Quill followed her into the storage cupboard. As soon as she stepped over the threshold, Meg flipped on the lights. The shelves were the same untidy mess they had been when Quill toured with Linda Longstreet. The empty shelves at the bottom had recently been filled. Forty or fifty quart jars of potted rabbit? Quill thought. How odd.

Meg pointed to the first jar. Quill looked at it more closely, then sprang back with a shriek. A small foil square floated among the potted meat. An empty square of nicotine gum.

"Snap-snap," said Meg. "That's what Maria was trying to tell us. The body snatcher was chewing gum."

"Franklin Carmichael?" Quill whispered. She looked at the quart jars of meat. For a moment, she was sure she'd faint. "He...oh my God. Verger!"

"Oh my God, indeed," said Franklin Carmichael.

Quill whirled. He stood there in white tie, holding a small, efficient-looking gun.
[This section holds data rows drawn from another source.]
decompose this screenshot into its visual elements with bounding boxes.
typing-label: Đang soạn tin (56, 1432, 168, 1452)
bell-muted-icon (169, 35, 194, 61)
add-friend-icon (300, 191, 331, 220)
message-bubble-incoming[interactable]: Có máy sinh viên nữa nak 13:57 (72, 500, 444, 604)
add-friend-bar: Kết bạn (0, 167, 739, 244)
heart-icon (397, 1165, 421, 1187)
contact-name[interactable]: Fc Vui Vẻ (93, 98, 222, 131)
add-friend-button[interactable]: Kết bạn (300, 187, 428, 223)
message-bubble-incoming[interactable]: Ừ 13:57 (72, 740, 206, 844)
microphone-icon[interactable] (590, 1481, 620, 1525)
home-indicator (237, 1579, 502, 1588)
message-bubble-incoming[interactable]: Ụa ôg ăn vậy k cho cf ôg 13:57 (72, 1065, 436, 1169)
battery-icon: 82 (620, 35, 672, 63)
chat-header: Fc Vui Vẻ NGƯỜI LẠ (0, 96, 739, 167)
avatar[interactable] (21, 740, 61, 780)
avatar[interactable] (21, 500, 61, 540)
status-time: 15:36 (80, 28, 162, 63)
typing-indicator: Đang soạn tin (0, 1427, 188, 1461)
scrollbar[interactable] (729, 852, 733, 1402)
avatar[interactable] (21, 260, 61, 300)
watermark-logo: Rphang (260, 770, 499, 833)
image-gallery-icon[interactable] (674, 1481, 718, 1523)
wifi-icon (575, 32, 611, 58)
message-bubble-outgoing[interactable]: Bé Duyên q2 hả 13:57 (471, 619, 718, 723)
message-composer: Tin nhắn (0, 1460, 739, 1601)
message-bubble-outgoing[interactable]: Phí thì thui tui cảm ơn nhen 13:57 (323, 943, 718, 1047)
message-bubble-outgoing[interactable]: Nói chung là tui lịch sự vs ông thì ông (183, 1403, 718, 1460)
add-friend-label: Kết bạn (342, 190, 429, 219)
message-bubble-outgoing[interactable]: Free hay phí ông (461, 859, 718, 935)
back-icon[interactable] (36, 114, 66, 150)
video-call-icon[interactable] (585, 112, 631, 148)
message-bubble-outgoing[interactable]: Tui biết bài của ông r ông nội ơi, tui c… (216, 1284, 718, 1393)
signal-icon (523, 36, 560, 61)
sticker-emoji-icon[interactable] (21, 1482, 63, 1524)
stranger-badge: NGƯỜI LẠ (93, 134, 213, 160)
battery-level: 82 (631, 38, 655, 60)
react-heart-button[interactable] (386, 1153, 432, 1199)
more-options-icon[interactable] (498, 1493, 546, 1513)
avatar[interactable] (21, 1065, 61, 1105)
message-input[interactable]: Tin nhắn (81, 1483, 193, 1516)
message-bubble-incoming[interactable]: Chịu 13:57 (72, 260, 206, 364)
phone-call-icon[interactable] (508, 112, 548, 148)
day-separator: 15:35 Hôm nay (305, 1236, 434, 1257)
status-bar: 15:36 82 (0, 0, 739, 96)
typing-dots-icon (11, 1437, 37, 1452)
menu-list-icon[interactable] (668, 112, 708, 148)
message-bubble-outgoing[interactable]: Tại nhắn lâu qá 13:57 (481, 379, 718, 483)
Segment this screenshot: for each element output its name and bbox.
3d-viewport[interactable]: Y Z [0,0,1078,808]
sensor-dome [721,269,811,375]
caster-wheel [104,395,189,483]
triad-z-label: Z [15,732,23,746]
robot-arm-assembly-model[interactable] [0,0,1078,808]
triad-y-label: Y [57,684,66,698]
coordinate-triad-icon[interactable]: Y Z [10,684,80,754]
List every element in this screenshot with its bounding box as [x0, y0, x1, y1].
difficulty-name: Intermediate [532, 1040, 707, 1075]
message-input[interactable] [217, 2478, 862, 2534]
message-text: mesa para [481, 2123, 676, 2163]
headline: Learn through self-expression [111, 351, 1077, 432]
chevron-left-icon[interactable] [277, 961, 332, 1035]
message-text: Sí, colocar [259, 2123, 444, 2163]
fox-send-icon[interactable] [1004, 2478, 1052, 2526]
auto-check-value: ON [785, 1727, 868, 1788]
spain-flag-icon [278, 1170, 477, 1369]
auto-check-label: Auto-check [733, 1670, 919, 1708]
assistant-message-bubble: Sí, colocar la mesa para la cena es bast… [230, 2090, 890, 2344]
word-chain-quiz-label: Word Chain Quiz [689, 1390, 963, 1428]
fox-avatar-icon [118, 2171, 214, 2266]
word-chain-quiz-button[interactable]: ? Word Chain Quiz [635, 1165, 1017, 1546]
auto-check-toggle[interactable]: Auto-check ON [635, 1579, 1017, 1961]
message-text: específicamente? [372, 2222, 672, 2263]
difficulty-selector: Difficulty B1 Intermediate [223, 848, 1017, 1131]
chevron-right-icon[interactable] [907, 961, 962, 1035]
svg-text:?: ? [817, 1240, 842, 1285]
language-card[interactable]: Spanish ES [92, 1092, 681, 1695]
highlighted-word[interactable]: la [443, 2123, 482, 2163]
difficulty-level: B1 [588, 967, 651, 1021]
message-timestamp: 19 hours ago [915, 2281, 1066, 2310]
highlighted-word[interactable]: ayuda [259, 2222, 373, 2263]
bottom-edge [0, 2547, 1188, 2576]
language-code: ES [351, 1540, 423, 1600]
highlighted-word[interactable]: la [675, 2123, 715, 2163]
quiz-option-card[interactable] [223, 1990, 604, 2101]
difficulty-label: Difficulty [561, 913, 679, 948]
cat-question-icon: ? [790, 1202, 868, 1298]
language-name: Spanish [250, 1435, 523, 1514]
"It's too late," Quill said. "We've already called the police."

EPILOGUE

Quill sat in the lounge at the Inn at Hemlock Falls, watching the news. Hurricane Helen was hitting the south coast of Florida with brutal force. The palm trees lining the channel to the Port of Palm Beach were horizontal with wind. A buoy flew past the camera lens, there was a wash of spray, and the camera tilted.

The station cut back to the announcer, "Hurricane Helen continues her rampage across Florida's southern coast. Seventy-mile-an-hour winds have devastated much of the vaunted Gold Coast at Hobe Sound. Next, another sensational revelation in the murder trial of accused killers Evan and Corrigan Taylor."